Because do a lot of kids at young ages start smoking, drinking, partying, doing drugs, having sex, etc.? Yes.
But I know for a fact that my parents did most of the same things. I know because they've told me. I know that my mom slept around when she was about 18, and that my dad started smoking and drinking when he was 12 and was doing drugs when he was 16, and I know that both my parents went to parties, and both my parents did things that would have appalled their parents if they had known. And now that they've grown up and realize how reckless they were being with their own lives and futures, they are in the mindset that they know better and the youths just don't understand and don't listen--when really, that's a lesson, they seem to forget, that they learned the long way themselves.
I think there is SOME truth to the notion that the upcoming generations are doing more "bad" things, only in the sense that society is a little bit more liberal on what is acceptable behavior and what is not. Just for one example, sex at 16 isn't as huge a deal now as it was thirty years ago; whether there are more people having sex at younger ages now than then, I don't know, but it's something people are more open about now. There are activist campaigns against slut-shaming. The downside to that--the part that makes the "problems with the youth today" seem so much more exaggerated according to older generations--is that the media picks up on things like this and glamorizes them, so that it seems like, according to the media, almost every young person is engaging in reckless activity; and when that media image is portrayed everywhere, more and more young people will pick up on it, assume that's what being young is supposed to be, and the easily influenced will follow along, thus making it a bigger problem than it needs to be.

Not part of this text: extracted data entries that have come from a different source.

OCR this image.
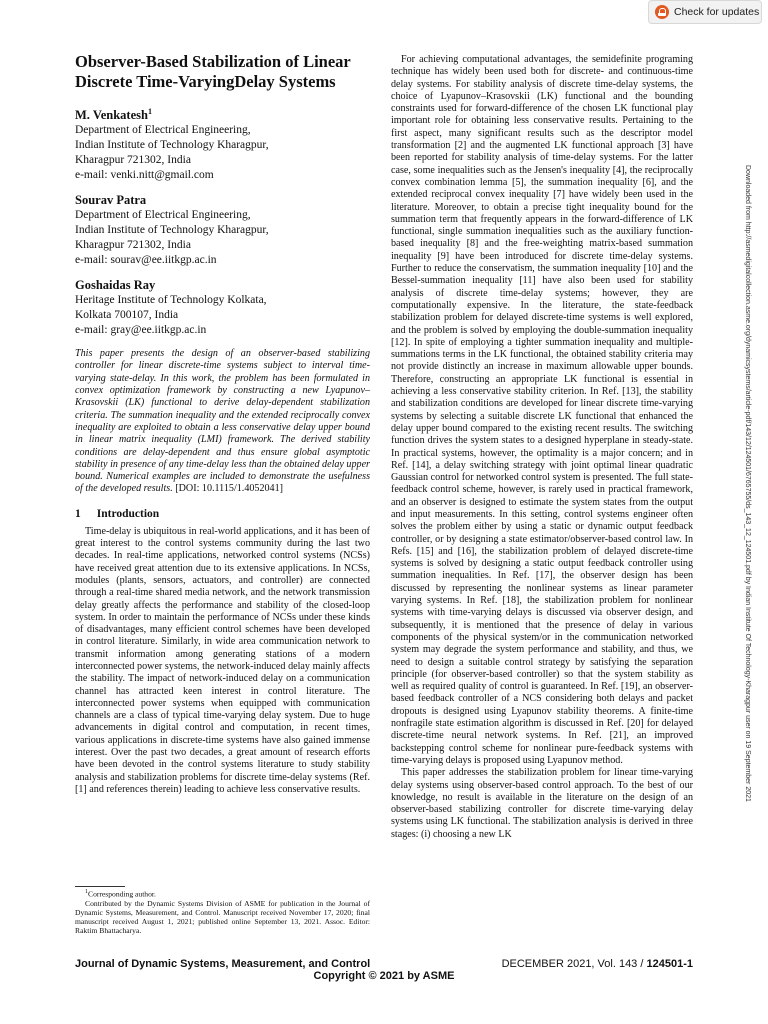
Check for updates
Observer-Based Stabilization of Linear Discrete Time-VaryingDelay Systems

M. Venkatesh$^1$

Department of Electrical Engineering,
Indian Institute of Technology Kharagpur,
Kharagpur 721302, India
e-mail: venki.nitt@gmail.com

Sourav Patra

Department of Electrical Engineering,
Indian Institute of Technology Kharagpur,
Kharagpur 721302, India
e-mail: sourav@ee.iitkgp.ac.in

Goshaidas Ray

Heritage Institute of Technology Kolkata,
Kolkata 700107, India
e-mail: gray@ee.iitkgp.ac.in

This paper presents the design of an observer-based stabilizing controller for linear discrete-time systems subject to interval time-varying state-delay. In this work, the problem has been formulated in convex optimization framework by constructing a new Lyapunov–Krasovskii (LK) functional to derive delay-dependent stabilization criteria. The summation inequality and the extended reciprocally convex inequality are exploited to obtain a less conservative delay upper bound in linear matrix inequality (LMI) framework. The derived stability conditions are delay-dependent and thus ensure global asymptotic stability in presence of any time-delay less than the obtained delay upper bound. Numerical examples are included to demonstrate the usefulness of the developed results. [DOI: 10.1115/1.4052041]

1 Introduction

Time-delay is ubiquitous in real-world applications, and it has been of great interest to the control systems community during the last two decades. In real-time applications, networked control systems (NCSs) have received great attention due to its extensive applications. In NCSs, modules (plants, sensors, actuators, and controller) are connected through a real-time shared media network, and the network transmission delay greatly affects the performance and stability of the closed-loop system. In order to maintain the performance of NCSs under these kinds of disadvantages, many efficient control schemes have been developed in control literature. Similarly, in wide area communication network to transmit information among generating stations of a modern interconnected power systems, the network-induced delay mainly affects the stability. The impact of network-induced delay on a communication channel has attracted keen interest in control literature. The interconnected power systems when equipped with communication channels are a class of typical time-varying delay system. Due to huge advancements in digital control and computation, in recent times, various applications in discrete-time systems have also gained immense interest. Over the past two decades, a great amount of research efforts have been devoted in the control systems literature to study stability analysis and stabilization problems for discrete time-delay systems (Ref. [1] and references therein) leading to achieve less conservative results.

$^1$Corresponding author.

Contributed by the Dynamic Systems Division of ASME for publication in the Journal of Dynamic Systems, Measurement, and Control. Manuscript received November 17, 2020; final manuscript received August 1, 2021; published online September 13, 2021. Assoc. Editor: Raktim Bhattacharya.

For achieving computational advantages, the semidefinite programing technique has widely been used both for discrete- and continuous-time delay systems. For stability analysis of discrete time-delay systems, the choice of Lyapunov–Krasovskii (LK) functional and the bounding constraints used for forward-difference of the chosen LK functional play important role for obtaining less conservative results. Pertaining to the first aspect, many significant results such as the descriptor model transformation [2] and the augmented LK functional approach [3] have been reported for stability analysis of time-delay systems. For the latter case, some inequalities such as the Jensen's inequality [4], the reciprocally convex combination lemma [5], the summation inequality [6], and the extended reciprocal convex inequality [7] have widely been used in the literature. Moreover, to obtain a precise tight inequality bound for the summation term that frequently appears in the forward-difference of LK functional, single summation inequalities such as the auxiliary function-based inequality [8] and the free-weighting matrix-based summation inequality [9] have been introduced for discrete time-delay systems. Further to reduce the conservatism, the summation inequality [10] and the Bessel-summation inequality [11] have also been used for stability analysis of discrete time-delay systems; however, they are computationally expensive. In the literature, the state-feedback stabilization problem for delayed discrete-time systems is well explored, and the problem is solved by employing the double-summation inequality [12]. In spite of employing a tighter summation inequality and multiple-summations terms in the LK functional, the obtained stability criteria may not provide distinctly an increase in maximum allowable upper bounds. Therefore, constructing an appropriate LK functional is essential in achieving a less conservative stability criterion. In Ref. [13], the stability and stabilization conditions are developed for linear discrete time-varying systems by selecting a suitable discrete LK functional that enhanced the delay upper bound compared to the existing recent results. The switching function drives the system states to a designed hyperplane in steady-state. In practical systems, however, the optimality is a major concern; and in Ref. [14], a delay switching strategy with joint optimal linear quadratic Gaussian control for networked control system is presented. The full state-feedback control scheme, however, is rarely used in practical framework, and an observer is designed to estimate the system states from the output and input measurements. In this setting, control systems engineer often solves the problem either by using a static or dynamic output feedback controller, or by designing a state estimator/observer-based control law. In Refs. [15] and [16], the stabilization problem of delayed discrete-time systems is solved by designing a static output feedback controller using summation inequalities. In Ref. [17], the observer design has been discussed by representing the nonlinear systems as linear parameter varying systems. In Ref. [18], the stabilization problem for nonlinear systems with time-varying delays is discussed via observer design, and subsequently, it is mentioned that the presence of delay in various components of the physical system/or in the communication networked system may degrade the system performance and stability, and thus, we need to design a suitable control strategy by satisfying the separation principle (for observer-based controller) so that the system stability as well as required quality of control is guaranteed. In Ref. [19], an observer-based feedback controller of a NCS considering both delays and packet dropouts is designed using Lyapunov stability theorems. A finite-time nonfragile state estimation algorithm is discussed in Ref. [20] for delayed discrete-time neural network systems. In Ref. [21], an improved backstepping control scheme for nonlinear pure-feedback systems with time-varying delays is proposed using Lyapunov method.

This paper addresses the stabilization problem for linear time-varying delay systems using observer-based control approach. To the best of our knowledge, no result is available in the literature on the design of an observer-based stabilizing controller for discrete time-varying delay systems using LK functional. The stabilization analysis is derived in three stages: (i) choosing a new LK

Downloaded from http://asmedigitalcollection.asme.org/dynamicsystems/article-pdf/143/12/124501/6765755/ds_143_12_124501.pdf by Indian Institute Of Technology-Kharagpur user on 19 September 2021
Journal of Dynamic Systems, Measurement, and Control	DECEMBER 2021, Vol. 143 / 124501-1
Copyright © 2021 by ASME
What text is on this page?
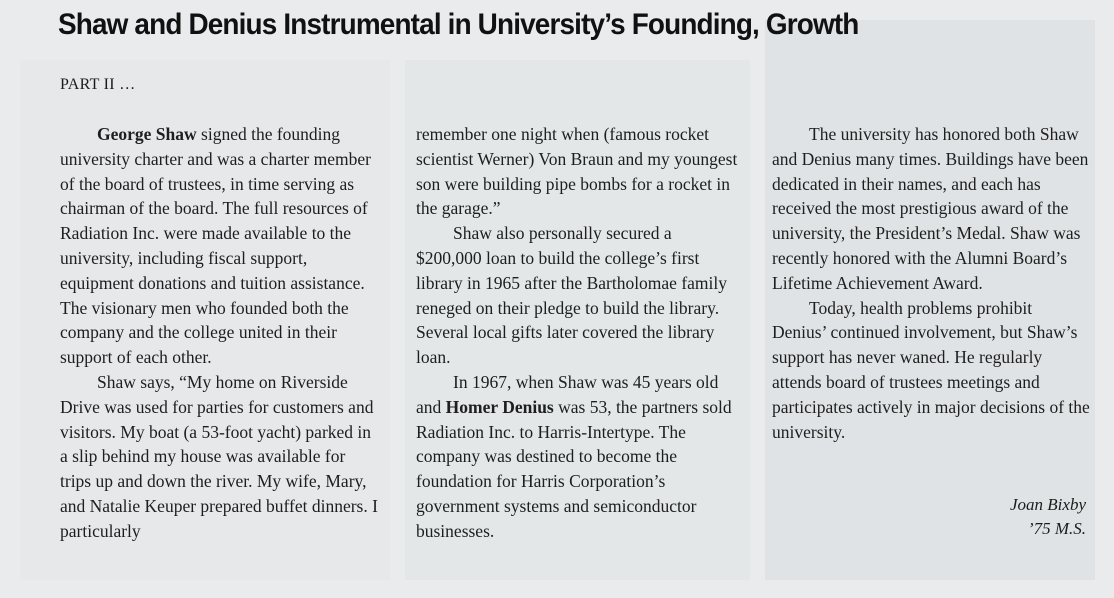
Shaw and Denius Instrumental in University’s Founding, Growth
PART II …

George Shaw signed the founding university charter and was a charter member of the board of trustees, in time serving as chairman of the board. The full resources of Radiation Inc. were made available to the university, including fiscal support, equipment donations and tuition assistance. The visionary men who founded both the company and the college united in their support of each other.

Shaw says, “My home on Riverside Drive was used for parties for customers and visitors. My boat (a 53-foot yacht) parked in a slip behind my house was available for trips up and down the river. My wife, Mary, and Natalie Keuper prepared buffet dinners. I particularly

remember one night when (famous rocket scientist Werner) Von Braun and my youngest son were building pipe bombs for a rocket in the garage.”

Shaw also personally secured a $200,000 loan to build the college’s first library in 1965 after the Bartholomae family reneged on their pledge to build the library. Several local gifts later covered the library loan.

In 1967, when Shaw was 45 years old and Homer Denius was 53, the partners sold Radiation Inc. to Harris-Intertype. The company was destined to become the foundation for Harris Corporation’s government systems and semiconductor businesses.

The university has honored both Shaw and Denius many times. Buildings have been dedicated in their names, and each has received the most prestigious award of the university, the President’s Medal. Shaw was recently honored with the Alumni Board’s Lifetime Achievement Award.

Today, health problems prohibit Denius’ continued involvement, but Shaw’s support has never waned. He regularly attends board of trustees meetings and participates actively in major decisions of the university.

Joan Bixby
’75 M.S.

Really, every generation does things the previous wouldn't have liked. Every generation rebels about the same amount, I would wager; just in different ways, so that what was rebellion to my parents would be acceptable to them if I were to do it now, but what I find acceptable (due primarily to cultural changes over the last few decades) may be seen as rebellion by them. (Or, you know, some kids just genuinely want to deliberately rebel--but so did some of our parents.)
Sorry to have practically written a novel here. I hope my point was coherent.